I know that this can be overcome. I think that I have had anxiety issues at least twice in my life before. Although it was more of a general I have no idea what to do with life anxiety. But on both occasions I spent at least a month crying on the phone to my mum every day, felt like nothing made me happy anymore but it did pass eventually.
Although I have never been as miserable for as long as this time around. I am sitting here right now with pain in my back near my spine and awaiting the moment when I will be able to go back to sleep again.
But I am hoping that I will be eventually able to look back at this thread and laugh how ridiculous it all has been.

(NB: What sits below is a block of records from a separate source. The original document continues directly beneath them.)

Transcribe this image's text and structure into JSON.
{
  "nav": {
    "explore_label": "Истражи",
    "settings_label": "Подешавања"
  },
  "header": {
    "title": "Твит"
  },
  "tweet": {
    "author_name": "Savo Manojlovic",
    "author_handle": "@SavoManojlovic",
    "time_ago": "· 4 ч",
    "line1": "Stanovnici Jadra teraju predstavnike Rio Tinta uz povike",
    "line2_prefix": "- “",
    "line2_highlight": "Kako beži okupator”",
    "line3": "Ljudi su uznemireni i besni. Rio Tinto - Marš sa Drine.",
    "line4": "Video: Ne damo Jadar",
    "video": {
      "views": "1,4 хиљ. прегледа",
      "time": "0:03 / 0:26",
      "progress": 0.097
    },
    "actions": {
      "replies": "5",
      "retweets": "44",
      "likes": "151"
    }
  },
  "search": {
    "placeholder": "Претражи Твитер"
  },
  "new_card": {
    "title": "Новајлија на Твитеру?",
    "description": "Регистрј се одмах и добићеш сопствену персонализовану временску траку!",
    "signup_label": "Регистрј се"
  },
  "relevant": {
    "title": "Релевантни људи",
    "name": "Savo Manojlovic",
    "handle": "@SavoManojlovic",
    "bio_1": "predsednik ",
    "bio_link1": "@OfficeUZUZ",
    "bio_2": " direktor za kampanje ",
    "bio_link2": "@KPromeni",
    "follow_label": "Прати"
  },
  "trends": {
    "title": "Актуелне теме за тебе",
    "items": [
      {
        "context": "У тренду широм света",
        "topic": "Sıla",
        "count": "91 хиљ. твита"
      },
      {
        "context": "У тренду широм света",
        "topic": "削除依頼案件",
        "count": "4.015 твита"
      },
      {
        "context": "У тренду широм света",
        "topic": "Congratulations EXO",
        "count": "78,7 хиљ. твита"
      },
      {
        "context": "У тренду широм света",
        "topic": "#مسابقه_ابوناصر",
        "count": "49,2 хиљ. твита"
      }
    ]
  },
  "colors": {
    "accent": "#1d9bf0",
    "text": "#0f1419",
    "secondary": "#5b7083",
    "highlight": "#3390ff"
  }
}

I know some of the steps I need to do and they are:
1. No googling - I keep telling myself that I will stop and lately I have at least tried to focus more on goggling about innocent things like back pain from sedentary life and how to improve it or anxiety, but I'm still not quite there
2. Keep moving - just because it didn't quite help yesterday, doesn't matter that it won't help long term. Walking can't hurt me. I also need to get back to swimming.

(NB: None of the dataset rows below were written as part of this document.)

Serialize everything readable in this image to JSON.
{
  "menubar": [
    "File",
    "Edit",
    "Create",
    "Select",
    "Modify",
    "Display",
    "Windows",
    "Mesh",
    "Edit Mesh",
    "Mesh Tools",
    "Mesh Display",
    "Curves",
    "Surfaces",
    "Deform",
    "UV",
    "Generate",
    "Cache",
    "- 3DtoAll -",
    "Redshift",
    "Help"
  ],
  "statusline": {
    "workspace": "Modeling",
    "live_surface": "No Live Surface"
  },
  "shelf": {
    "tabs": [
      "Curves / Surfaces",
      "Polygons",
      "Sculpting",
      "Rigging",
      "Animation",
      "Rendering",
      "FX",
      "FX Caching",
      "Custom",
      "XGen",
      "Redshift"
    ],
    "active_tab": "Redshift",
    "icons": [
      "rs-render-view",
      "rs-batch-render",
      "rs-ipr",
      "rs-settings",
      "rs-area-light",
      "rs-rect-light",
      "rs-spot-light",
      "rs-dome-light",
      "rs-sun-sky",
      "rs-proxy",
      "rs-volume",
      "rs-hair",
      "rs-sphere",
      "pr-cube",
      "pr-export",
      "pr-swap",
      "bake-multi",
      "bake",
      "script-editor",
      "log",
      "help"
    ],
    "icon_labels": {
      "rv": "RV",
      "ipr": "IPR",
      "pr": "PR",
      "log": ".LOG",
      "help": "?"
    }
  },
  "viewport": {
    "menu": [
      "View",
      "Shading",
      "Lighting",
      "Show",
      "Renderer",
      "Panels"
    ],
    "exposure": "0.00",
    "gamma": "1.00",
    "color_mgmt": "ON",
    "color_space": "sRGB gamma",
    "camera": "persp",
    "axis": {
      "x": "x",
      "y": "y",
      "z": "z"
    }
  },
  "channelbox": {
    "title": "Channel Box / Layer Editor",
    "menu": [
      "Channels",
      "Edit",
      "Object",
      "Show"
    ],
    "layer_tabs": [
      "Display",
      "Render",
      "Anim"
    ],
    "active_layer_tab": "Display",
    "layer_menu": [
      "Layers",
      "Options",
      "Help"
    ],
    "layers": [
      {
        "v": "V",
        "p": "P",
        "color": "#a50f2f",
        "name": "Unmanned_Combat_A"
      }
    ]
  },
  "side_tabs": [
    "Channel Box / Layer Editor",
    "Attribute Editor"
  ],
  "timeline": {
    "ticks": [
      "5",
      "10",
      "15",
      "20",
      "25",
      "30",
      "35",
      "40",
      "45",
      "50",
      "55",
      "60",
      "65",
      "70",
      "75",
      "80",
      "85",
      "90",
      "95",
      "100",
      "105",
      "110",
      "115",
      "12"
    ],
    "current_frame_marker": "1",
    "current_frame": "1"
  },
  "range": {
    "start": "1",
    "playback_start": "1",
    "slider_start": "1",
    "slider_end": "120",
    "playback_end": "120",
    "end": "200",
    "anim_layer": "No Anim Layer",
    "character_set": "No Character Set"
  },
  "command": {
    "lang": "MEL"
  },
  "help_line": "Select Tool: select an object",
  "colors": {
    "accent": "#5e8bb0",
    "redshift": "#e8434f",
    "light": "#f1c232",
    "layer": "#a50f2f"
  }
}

3. Spend more time with family/friends - more time spent with them means less time spent googling. Even if it is really making me sad that right now I am not really enjoying my time with them as much as I wish I would enjoy it. Eventually this will change, I have to believe that.
4. Distraction - I seriously need to get back to reading, also continue with the language learning and cognitive games where I have to focus on those fully. Also I need to get back to creative writing which was one of my main hobbies before this hell started. It's just that I don't feel physically well while sitting right now and most of these activities that make me happy require sitting down.
5. Seeing the psychologist/therapy - but it's 20 more days until I will be seeing her and I really would like to be better by then, especially since the second part of that week I have some time off together with my extended family in the mountains and it's usually some of the best time of the year
6. I will stop expecting instant recovery - although I know it is wrong I am still expecting to wake up one day and feel/be the same as before all of this started, which let's face it, won't just happen. Recovery requires effort to be put in. If only I could get this across through my thick skull, eh?
Sorry about the long post. Any tips for recovery are welcome. I'm hoping to use this thread as some kind of recovery diary.